Cookie Law FAQ
What are cookies?
Cookies are also known as browser cookies or tracking cookies and are small, often encrypted, text files located in browser directories. They are used to help users navigate a website efficiently and perform certain functions.
Some of the most common functions using cookies are:
- Logging into a website
- Buying goods online
- Personalised adverts
- Tracking data using Google Analytics
Why has the law been changed?
The law has been designed to protect the privacy of internet users – even when the information being collected about them is not directly personally identifiable. The changes are a response to increasing concern about online tracking and the use of spyware.
An example of this type of tracking is personalised advertising – where a retailer can use data about what you have looked at online to advertise related products to you when you are visiting a different website.
How does the law affect my website?
The new rules are not designed to restrict cookies as such, they are intended to prevent cookies being used to store information on people’s computers and recognising them via the device they are using, without their knowledge and agreement.
Using cookies is therefore not prohibited by the new regulations, but they do require that people are told about cookies and given the choice as to which of their online activities are monitored.

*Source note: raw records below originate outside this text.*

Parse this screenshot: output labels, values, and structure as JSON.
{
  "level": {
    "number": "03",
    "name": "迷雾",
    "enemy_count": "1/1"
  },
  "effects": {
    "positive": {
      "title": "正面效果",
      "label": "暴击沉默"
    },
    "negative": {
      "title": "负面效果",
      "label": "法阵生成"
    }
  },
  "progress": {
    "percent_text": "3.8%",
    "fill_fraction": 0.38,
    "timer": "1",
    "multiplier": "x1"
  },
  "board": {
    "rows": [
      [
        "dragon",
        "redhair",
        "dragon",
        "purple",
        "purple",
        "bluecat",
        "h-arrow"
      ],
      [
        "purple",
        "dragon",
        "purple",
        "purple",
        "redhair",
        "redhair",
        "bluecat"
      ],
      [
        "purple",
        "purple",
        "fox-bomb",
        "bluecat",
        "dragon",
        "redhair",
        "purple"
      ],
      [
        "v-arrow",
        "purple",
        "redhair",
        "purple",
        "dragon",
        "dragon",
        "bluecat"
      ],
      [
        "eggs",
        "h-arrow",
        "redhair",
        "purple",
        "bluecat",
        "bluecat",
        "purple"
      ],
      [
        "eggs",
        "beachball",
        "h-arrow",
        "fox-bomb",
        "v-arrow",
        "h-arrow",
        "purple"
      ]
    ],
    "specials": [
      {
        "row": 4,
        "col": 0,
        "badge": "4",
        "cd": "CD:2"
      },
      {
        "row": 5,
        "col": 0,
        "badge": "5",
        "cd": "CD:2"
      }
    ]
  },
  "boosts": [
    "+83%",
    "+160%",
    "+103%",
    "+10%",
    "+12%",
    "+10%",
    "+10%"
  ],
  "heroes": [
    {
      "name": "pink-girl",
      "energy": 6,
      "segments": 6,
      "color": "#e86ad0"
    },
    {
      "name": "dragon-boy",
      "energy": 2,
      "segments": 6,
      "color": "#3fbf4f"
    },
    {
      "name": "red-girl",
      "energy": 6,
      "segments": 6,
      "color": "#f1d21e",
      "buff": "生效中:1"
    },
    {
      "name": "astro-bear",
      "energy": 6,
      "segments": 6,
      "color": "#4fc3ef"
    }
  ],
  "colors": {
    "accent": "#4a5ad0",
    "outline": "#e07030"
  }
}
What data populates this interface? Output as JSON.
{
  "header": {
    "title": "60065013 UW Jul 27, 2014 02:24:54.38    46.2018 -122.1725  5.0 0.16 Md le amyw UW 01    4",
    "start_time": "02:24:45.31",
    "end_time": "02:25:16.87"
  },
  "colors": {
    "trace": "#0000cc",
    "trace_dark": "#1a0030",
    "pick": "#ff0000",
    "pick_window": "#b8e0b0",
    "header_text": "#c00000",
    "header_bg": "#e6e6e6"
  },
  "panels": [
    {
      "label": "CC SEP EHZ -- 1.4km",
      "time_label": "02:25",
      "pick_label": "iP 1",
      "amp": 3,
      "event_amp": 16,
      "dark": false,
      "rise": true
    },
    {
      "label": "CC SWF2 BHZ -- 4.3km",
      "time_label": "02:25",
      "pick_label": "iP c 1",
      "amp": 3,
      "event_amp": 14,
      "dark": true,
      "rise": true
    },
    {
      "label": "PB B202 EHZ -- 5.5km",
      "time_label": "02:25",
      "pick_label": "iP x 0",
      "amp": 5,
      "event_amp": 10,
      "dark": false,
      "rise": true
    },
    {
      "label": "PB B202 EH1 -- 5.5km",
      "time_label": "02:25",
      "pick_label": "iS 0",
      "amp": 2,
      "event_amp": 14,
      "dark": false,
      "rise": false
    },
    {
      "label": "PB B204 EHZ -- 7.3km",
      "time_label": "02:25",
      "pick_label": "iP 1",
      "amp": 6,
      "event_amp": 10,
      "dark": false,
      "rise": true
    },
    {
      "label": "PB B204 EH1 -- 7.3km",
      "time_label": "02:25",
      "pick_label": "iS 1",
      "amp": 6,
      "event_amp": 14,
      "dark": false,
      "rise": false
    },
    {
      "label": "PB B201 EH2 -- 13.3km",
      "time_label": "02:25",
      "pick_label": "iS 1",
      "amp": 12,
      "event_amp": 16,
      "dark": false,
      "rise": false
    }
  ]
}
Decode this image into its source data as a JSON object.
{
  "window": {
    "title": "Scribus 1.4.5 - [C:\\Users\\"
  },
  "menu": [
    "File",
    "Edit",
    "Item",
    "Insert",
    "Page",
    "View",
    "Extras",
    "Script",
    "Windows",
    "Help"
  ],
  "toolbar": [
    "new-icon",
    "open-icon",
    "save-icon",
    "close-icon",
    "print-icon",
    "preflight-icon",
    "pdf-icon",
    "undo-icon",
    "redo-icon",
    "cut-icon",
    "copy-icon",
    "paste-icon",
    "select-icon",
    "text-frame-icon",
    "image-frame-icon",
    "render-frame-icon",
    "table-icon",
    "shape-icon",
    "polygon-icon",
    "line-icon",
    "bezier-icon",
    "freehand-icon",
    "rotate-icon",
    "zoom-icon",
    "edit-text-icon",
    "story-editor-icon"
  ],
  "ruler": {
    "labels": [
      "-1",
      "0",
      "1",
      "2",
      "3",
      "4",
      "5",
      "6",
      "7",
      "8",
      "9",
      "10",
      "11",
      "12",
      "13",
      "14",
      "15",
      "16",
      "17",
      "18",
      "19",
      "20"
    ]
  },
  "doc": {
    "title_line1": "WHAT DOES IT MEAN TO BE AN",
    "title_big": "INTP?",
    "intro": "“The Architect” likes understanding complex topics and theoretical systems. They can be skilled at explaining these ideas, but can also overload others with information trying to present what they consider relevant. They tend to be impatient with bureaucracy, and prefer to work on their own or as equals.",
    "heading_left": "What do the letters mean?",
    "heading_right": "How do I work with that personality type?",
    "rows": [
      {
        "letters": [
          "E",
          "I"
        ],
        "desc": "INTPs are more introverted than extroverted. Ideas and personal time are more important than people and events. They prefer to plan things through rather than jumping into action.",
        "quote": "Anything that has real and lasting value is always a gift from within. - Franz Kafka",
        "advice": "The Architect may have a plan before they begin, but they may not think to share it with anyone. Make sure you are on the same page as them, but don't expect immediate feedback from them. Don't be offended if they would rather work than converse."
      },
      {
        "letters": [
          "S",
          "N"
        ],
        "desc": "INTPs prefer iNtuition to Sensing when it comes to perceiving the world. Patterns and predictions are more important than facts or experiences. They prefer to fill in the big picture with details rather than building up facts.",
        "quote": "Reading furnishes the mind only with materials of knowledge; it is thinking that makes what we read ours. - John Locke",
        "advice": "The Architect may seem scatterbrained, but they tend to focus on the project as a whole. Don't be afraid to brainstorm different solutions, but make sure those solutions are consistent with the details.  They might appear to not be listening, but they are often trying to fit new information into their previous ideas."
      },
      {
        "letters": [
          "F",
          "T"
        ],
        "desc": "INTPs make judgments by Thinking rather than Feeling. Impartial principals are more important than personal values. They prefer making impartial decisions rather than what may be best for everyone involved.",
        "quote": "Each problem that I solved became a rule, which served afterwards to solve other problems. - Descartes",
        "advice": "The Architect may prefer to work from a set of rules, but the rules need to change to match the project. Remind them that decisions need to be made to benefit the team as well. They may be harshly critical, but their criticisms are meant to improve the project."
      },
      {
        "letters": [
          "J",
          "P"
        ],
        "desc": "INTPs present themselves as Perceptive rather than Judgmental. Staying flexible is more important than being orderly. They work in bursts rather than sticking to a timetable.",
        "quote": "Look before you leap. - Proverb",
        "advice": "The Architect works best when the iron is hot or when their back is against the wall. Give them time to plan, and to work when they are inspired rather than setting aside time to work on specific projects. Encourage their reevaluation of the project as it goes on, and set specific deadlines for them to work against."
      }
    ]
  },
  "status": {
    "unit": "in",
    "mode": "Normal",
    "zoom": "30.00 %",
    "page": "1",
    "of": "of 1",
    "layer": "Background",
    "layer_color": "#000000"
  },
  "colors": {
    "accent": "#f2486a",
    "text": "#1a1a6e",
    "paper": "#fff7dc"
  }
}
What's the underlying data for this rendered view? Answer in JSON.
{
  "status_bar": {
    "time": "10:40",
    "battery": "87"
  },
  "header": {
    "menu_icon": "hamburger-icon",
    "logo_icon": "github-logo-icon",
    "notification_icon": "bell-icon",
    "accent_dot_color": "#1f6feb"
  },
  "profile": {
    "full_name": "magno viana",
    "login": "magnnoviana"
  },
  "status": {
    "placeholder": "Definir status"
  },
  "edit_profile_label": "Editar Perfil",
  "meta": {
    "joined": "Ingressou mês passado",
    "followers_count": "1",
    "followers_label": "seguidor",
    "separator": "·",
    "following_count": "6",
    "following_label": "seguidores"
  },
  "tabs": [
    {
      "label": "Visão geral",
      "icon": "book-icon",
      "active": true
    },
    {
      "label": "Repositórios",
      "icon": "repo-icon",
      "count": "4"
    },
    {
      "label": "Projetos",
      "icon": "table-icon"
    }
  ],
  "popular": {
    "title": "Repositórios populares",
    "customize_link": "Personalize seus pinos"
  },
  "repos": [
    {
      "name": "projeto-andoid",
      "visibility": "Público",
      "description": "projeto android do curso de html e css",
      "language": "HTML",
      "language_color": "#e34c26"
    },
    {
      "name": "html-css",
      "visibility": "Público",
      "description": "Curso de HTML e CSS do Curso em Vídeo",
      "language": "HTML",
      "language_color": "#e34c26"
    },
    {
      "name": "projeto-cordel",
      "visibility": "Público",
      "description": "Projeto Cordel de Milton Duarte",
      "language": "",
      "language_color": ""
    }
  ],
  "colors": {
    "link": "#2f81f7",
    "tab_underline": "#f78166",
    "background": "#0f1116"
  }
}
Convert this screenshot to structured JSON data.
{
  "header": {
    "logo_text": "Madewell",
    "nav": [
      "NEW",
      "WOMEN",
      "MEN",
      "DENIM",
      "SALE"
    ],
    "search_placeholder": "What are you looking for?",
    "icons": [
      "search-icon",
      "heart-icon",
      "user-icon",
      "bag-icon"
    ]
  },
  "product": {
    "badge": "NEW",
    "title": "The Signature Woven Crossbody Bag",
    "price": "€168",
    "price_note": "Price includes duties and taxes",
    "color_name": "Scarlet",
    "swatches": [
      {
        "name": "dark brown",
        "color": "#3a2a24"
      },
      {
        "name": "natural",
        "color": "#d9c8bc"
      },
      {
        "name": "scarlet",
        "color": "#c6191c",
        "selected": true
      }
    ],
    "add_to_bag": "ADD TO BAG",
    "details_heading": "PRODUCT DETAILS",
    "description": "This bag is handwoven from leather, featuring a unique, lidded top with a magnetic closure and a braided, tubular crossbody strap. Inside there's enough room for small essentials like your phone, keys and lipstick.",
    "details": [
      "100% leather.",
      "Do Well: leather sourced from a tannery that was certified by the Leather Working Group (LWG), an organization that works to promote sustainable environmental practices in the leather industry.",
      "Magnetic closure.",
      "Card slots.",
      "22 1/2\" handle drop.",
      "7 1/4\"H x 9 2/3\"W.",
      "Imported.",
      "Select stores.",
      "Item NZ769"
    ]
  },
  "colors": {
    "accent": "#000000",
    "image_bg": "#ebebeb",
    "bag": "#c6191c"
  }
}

All websites are now required to offer users the chance to opt out of cookies. This is what the legislation states:
“a person shall not store or gain access to information stored, in the terminal equipment of a subscriber or user unless the requirements of paragraph (2) are met.
(2) The requirements are that the subscriber or user of that terminal equipment-
(a) is provided with clear and comprehensive information about the purposes of the storage of, or access to, that information; and
(b) has given his or her consent.
Regulation 6 of the Privacy and Electronic Communications Regulations 2003 (PECR)”
(a) for the sole purpose of carrying out the transmission of a communication over an electronic communications network; or
(b) where such storage or access is strictly necessary for the provision of an information society service requested by the subscriber or user.
This means that e-commerce websites will be able to carry on using cookies for transactions without consent. Other cookies that are likely to be exempt from the legislation include security cookies (e.g online banking) and cookies that speed up loading of data.
Shortly after the new legislation was announced, the regulations were amended to allow ‘implied consent’ for other cookies, such as first and third party advertising cookies, cookies used to recognise a user when they return to a site (in order to display personalised information) and analytical data cookies, e.g Google Analytics.
What do I need to do next?
You will be required to display a message on your site asking users if they wish to opt-out of cookies. The message must:
tell people that the cookies are there,
explain what the cookies are doing, and
obtain their consent to store a cookie on their device
What happens if a user opts out of cookies?
Due to their core role of enhancing or enabling usability or site processes, disabling cookies may prevent users from using certain parts of a website. This is why e-commerce sites and websites requiring a log-in are exempt from the regulations.
It is crucial that any opt-out message you decide to display will make users aware that cookies could affect how they use your website in a negative way. You may also need to be prepared to deal with some additional customer enquiries from users that have opted out of cookies and are now finding it difficult to use your website. Please note that users can re-enable cookies by changing their browser settings.
It is possible that Google Analytics tracking data could be affected by users opting out of cookies, and visits may appear artificially low. We anticipate that Google will work to resolve this and the eMarketing team will inform users of any long term changes to Google Analytics policy.